Why Is Fragmentation of Magnetic Flux beneath Sunspot Photospheres Important?
The role of strong acoustic scatterers in sunspot structure must certainly become a major component of our understanding of the sunspot phenomenon. But, their true significance might lie more essentially in their functionality in active region evolution. The thermal income they are proposed to manage is enormous, a deluge of heat flux due to which, if not for its continuous expedient disposal, all sunspots would quickly die of thermal obesity before they were born. As the thermal gluons that bring disparate magnetic poles of like polarity together to flux densities many times that of the active-region-band mean, the role of strong acoustic scatterers is a potentially elemental driver of active-region evolution at large. In centuries to come, the MHD architecture of which strong acoustic scatterers are a signature will remain recognized as a fundamental component of sunspot structure, our knowledge of which is a uniquely distinctive child of NASA-SDO parentage. Their discovery now stands to open an ample landscape of applications to a burgeoning array of powerful observational and analytical facilities, to the further development of which the SDO itself remains an immanently prospective resource.
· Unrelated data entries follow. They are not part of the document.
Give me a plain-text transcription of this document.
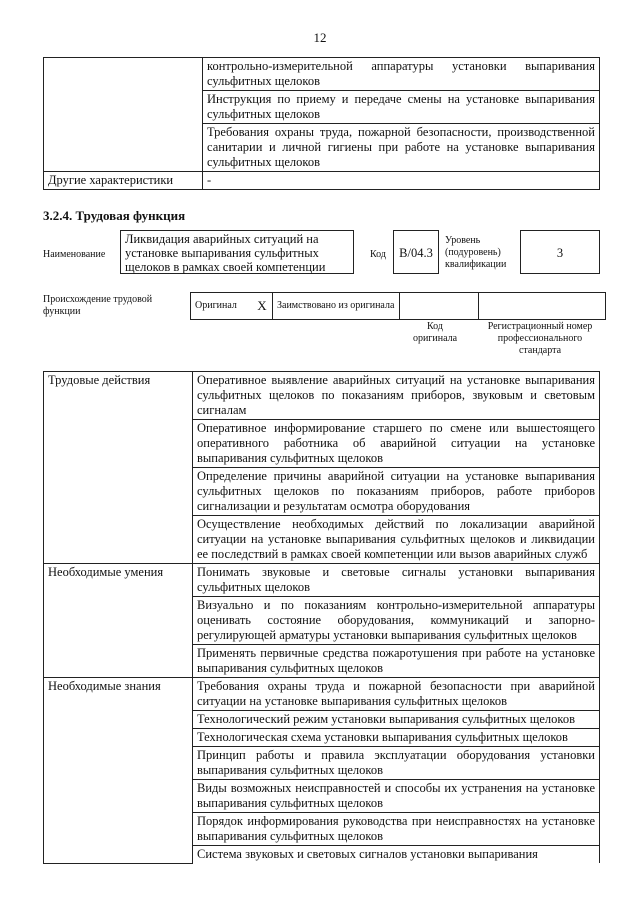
12
	контрольно-измерительной аппаратуры установки выпаривания сульфитных щелоков
	Инструкция по приему и передаче смены на установке выпаривания сульфитных щелоков
	Требования охраны труда, пожарной безопасности, производственной санитарии и личной гигиены при работе на установке выпаривания сульфитных щелоков
Другие характеристики	-
3.2.4. Трудовая функция
Наименование
Ликвидация аварийных ситуаций на установке выпаривания сульфитных щелоков в рамках своей компетенции
Код	B/04.3
Уровень (подуровень) квалификации
3
Происхождение трудовой функции
Оригинал	X	Заимствовано из оригинала		
Код оригинала
Регистрационный номер профессионального стандарта
Трудовые действия	Оперативное выявление аварийных ситуаций на установке выпаривания сульфитных щелоков по показаниям приборов, звуковым и световым сигналам
	Оперативное информирование старшего по смене или вышестоящего оперативного работника об аварийной ситуации на установке выпаривания сульфитных щелоков
	Определение причины аварийной ситуации на установке выпаривания сульфитных щелоков по показаниям приборов, работе приборов сигнализации и результатам осмотра оборудования
	Осуществление необходимых действий по локализации аварийной ситуации на установке выпаривания сульфитных щелоков и ликвидации ее последствий в рамках своей компетенции или вызов аварийных служб
Необходимые умения	Понимать звуковые и световые сигналы установки выпаривания сульфитных щелоков
	Визуально и по показаниям контрольно-измерительной аппаратуры оценивать состояние оборудования, коммуникаций и запорно-регулирующей арматуры установки выпаривания сульфитных щелоков
	Применять первичные средства пожаротушения при работе на установке выпаривания сульфитных щелоков
Необходимые знания	Требования охраны труда и пожарной безопасности при аварийной ситуации на установке выпаривания сульфитных щелоков
	Технологический режим установки выпаривания сульфитных щелоков
	Технологическая схема установки выпаривания сульфитных щелоков
	Принцип работы и правила эксплуатации оборудования установки выпаривания сульфитных щелоков
	Виды возможных неисправностей и способы их устранения на установке выпаривания сульфитных щелоков
	Порядок информирования руководства при неисправностях на установке выпаривания сульфитных щелоков
	Система звуковых и световых сигналов установки выпаривания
1Nicholas Léonard Sadi Carnot (1796–1832)
References
[1] Broock, E. G., Martínez Cifuentes, A., Donea, A.-C. & Lindsey, C. 2025 ApJ Lett., 986, L20
[2] Parker, E. N. 1979, ApJ, 230, 905.
[3] Parker, E. N. 1979, ApJ, 230, 914.



Interesting result confirming high-resolution subsurface images obtained by Zhao et al from Hinode data by time-distance helioseismology, which directly showed the fragmented sunspot structure (2010, ApJ, 708, 304, https://ui.adsabs.harvard.edu/abs/2010ApJ…708..304Z). In addition, the Hinode data revealed small-scale vortices predicted by Parker’s model.
Sasha, you are right. When I read this nugget, I thought one plot looked kind of familiar. Yes, this result is similar to our 2010 paper. You have such a good memory. But in that paper, we did not relate the fragmented structure to the interior fragmentation.